After a stormy campaign, all quiet at the polls
With little of the inter-party drama that has marked races elsewhere, it was smooth sailing for most voters in the Central area on voting day. At polling stations like School 12 on Magie Avenue in Elizabeth, or at the YM-YWHA of Union County in Union, traffic was light and quick, but the thinking echoed trends voiced elsewhere.
While some people seemed comfortable supporting familiar faces they have gotten to know in cycle after cycle of local elections, others were blithely deciding to vote down the line against the establishment.
One man at School 12 said, “I can’t remember all the names of the people who are running, I just know that they’ve been around for a long time and I think we need a change. I would like to see term limits brought in, no matter which party is in power.”

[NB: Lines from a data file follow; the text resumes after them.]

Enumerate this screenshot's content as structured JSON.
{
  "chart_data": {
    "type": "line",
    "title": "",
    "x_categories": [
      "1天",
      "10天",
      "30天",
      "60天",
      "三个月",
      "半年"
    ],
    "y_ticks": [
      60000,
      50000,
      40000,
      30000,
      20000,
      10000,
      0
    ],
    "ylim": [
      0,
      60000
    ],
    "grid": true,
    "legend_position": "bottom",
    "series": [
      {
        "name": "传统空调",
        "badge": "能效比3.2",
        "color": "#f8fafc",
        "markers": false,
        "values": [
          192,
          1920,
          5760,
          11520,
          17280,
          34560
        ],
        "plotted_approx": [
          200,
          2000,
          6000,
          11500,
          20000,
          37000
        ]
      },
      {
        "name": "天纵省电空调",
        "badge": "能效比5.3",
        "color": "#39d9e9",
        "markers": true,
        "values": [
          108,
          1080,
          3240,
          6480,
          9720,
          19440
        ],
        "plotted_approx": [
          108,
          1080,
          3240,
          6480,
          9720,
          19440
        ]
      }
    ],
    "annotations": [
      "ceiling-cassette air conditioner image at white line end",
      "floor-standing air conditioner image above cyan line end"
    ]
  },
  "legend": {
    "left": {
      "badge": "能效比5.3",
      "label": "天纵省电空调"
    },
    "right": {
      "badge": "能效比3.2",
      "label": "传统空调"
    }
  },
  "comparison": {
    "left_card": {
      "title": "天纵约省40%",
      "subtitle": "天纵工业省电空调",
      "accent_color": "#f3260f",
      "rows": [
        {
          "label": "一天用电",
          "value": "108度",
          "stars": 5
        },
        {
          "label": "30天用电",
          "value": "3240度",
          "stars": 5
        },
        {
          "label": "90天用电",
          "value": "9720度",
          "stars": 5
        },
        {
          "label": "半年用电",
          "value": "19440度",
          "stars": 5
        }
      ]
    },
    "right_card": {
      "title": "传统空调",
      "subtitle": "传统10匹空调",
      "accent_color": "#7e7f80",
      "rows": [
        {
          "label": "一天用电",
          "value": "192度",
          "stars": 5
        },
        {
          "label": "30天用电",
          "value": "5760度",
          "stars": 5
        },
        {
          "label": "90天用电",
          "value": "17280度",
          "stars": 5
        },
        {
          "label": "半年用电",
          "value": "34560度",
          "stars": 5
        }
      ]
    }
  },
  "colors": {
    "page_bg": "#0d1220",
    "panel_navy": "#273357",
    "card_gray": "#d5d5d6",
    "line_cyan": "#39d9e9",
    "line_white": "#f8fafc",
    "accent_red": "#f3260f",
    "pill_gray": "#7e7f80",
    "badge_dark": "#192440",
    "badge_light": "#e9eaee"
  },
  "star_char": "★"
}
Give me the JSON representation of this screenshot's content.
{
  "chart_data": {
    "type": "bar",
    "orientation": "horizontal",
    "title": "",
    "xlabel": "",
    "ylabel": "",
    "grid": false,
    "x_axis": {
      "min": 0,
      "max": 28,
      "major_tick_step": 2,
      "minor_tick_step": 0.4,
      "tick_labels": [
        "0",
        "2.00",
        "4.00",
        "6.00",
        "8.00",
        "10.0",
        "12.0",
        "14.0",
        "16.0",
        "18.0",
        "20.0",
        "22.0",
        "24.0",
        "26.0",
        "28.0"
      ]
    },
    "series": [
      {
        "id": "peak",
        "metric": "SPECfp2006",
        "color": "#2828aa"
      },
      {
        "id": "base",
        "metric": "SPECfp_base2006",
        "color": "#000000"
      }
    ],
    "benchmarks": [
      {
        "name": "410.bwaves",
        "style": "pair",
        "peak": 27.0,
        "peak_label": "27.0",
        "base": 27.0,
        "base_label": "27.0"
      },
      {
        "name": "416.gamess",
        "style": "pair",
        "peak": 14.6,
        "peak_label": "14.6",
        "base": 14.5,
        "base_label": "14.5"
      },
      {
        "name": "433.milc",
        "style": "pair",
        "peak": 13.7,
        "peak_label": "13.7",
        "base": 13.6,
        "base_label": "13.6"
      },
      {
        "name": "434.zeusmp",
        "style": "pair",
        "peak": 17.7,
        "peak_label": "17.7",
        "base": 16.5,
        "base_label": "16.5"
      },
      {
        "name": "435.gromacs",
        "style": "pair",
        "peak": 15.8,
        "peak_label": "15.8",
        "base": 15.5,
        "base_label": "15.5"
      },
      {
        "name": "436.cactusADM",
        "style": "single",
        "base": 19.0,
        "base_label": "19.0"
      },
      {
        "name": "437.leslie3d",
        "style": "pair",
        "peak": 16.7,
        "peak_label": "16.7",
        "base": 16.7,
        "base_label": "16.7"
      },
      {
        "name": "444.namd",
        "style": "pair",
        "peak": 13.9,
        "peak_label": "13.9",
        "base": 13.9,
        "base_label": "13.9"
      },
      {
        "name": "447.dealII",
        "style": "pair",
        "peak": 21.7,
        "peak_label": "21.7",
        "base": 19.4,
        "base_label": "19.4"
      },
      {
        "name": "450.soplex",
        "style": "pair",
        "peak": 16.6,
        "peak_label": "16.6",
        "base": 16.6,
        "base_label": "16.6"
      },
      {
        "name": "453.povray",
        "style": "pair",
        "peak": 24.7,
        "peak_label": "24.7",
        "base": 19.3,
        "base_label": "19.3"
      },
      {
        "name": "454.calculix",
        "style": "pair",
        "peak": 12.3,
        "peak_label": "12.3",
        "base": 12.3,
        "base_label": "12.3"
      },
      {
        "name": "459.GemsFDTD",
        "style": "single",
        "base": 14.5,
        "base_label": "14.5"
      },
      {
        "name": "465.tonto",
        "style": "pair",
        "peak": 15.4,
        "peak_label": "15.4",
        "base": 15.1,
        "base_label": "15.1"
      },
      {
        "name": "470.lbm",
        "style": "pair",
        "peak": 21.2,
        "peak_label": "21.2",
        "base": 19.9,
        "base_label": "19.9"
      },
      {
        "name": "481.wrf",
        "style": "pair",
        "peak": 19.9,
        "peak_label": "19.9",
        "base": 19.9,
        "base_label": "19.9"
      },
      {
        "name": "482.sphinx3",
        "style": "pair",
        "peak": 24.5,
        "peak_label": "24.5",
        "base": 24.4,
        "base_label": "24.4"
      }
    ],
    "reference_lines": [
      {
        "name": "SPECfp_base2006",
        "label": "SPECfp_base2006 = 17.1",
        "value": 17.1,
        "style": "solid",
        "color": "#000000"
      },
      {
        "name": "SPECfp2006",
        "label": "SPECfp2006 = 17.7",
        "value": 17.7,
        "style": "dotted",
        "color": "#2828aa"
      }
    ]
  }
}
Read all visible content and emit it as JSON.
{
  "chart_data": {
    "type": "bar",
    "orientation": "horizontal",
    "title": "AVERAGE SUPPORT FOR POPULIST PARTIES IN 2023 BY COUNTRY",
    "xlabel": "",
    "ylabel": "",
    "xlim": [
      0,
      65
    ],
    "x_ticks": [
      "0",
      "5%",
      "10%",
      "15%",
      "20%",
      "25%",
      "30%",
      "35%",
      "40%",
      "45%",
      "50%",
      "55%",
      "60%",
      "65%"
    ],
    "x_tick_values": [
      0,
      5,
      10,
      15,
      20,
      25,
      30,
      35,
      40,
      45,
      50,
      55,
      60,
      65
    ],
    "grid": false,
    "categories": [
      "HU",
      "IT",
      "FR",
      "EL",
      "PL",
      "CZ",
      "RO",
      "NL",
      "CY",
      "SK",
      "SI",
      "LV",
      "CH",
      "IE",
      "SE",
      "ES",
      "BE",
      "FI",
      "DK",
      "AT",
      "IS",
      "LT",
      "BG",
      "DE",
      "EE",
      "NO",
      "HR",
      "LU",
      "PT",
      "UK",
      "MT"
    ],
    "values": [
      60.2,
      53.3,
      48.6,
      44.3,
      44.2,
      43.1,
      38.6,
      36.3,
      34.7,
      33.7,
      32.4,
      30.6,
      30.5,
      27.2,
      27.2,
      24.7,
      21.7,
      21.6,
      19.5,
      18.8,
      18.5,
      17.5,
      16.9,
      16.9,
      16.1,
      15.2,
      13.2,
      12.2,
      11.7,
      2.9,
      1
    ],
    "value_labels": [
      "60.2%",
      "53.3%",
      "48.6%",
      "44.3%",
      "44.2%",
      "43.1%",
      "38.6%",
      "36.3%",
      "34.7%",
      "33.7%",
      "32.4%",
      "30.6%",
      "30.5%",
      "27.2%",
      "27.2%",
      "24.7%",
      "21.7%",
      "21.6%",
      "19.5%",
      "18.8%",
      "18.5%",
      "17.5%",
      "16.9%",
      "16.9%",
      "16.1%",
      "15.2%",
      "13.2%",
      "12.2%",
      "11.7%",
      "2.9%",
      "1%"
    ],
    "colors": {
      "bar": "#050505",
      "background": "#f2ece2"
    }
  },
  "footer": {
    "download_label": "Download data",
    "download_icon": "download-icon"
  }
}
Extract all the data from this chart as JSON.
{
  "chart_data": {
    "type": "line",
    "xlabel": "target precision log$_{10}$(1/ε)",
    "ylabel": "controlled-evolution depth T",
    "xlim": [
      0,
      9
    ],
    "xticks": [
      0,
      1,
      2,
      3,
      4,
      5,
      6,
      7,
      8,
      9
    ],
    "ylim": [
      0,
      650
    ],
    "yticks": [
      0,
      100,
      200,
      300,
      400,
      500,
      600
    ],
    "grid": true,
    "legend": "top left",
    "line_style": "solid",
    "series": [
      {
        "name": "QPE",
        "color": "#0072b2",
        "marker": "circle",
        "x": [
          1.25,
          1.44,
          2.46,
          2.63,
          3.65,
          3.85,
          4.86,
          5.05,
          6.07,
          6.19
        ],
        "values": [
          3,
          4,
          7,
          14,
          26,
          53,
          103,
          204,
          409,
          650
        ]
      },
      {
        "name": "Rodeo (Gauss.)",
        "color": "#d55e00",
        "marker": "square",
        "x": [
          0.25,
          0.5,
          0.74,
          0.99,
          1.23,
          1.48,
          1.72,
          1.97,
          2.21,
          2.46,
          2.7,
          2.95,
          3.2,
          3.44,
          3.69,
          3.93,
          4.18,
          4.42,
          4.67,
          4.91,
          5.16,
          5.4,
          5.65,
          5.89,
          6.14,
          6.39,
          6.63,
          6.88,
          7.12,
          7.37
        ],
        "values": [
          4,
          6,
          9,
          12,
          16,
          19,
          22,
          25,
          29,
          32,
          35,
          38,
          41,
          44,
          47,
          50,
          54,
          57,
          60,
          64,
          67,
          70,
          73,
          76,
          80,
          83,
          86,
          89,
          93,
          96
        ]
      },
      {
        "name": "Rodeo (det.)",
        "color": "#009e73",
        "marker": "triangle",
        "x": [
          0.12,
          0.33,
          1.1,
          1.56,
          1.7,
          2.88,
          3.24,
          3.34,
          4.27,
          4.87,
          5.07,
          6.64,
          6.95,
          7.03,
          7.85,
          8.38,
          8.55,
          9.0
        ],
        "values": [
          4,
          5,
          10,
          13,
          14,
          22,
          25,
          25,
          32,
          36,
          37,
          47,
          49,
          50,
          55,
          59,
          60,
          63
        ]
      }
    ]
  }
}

A woman at the Y said, “I know it’s going to be tough — and I don’t want to see anyone losing their jobs — but I’m voting for the people I think will cut spending. We can’t carry on spending what we don’t have.”
If those people were voting Republican, Larry Lerner of Warren was one of those supporting the Democrats. He voted early; on Election Day he was in Israel, in the Knesset, among those honored for their efforts to free Soviet Jewry decades ago. But speaking by phone from Jerusalem, he was still eager to know the outcome of the District 7 contest between incumbent Republican Congressman Leonard Lance and his Democratic challenger, Ed Potosnak, whom he had supported.
“I suppose I’m going to have to wait until Thursday to see the International Herald-Tribune,” he said.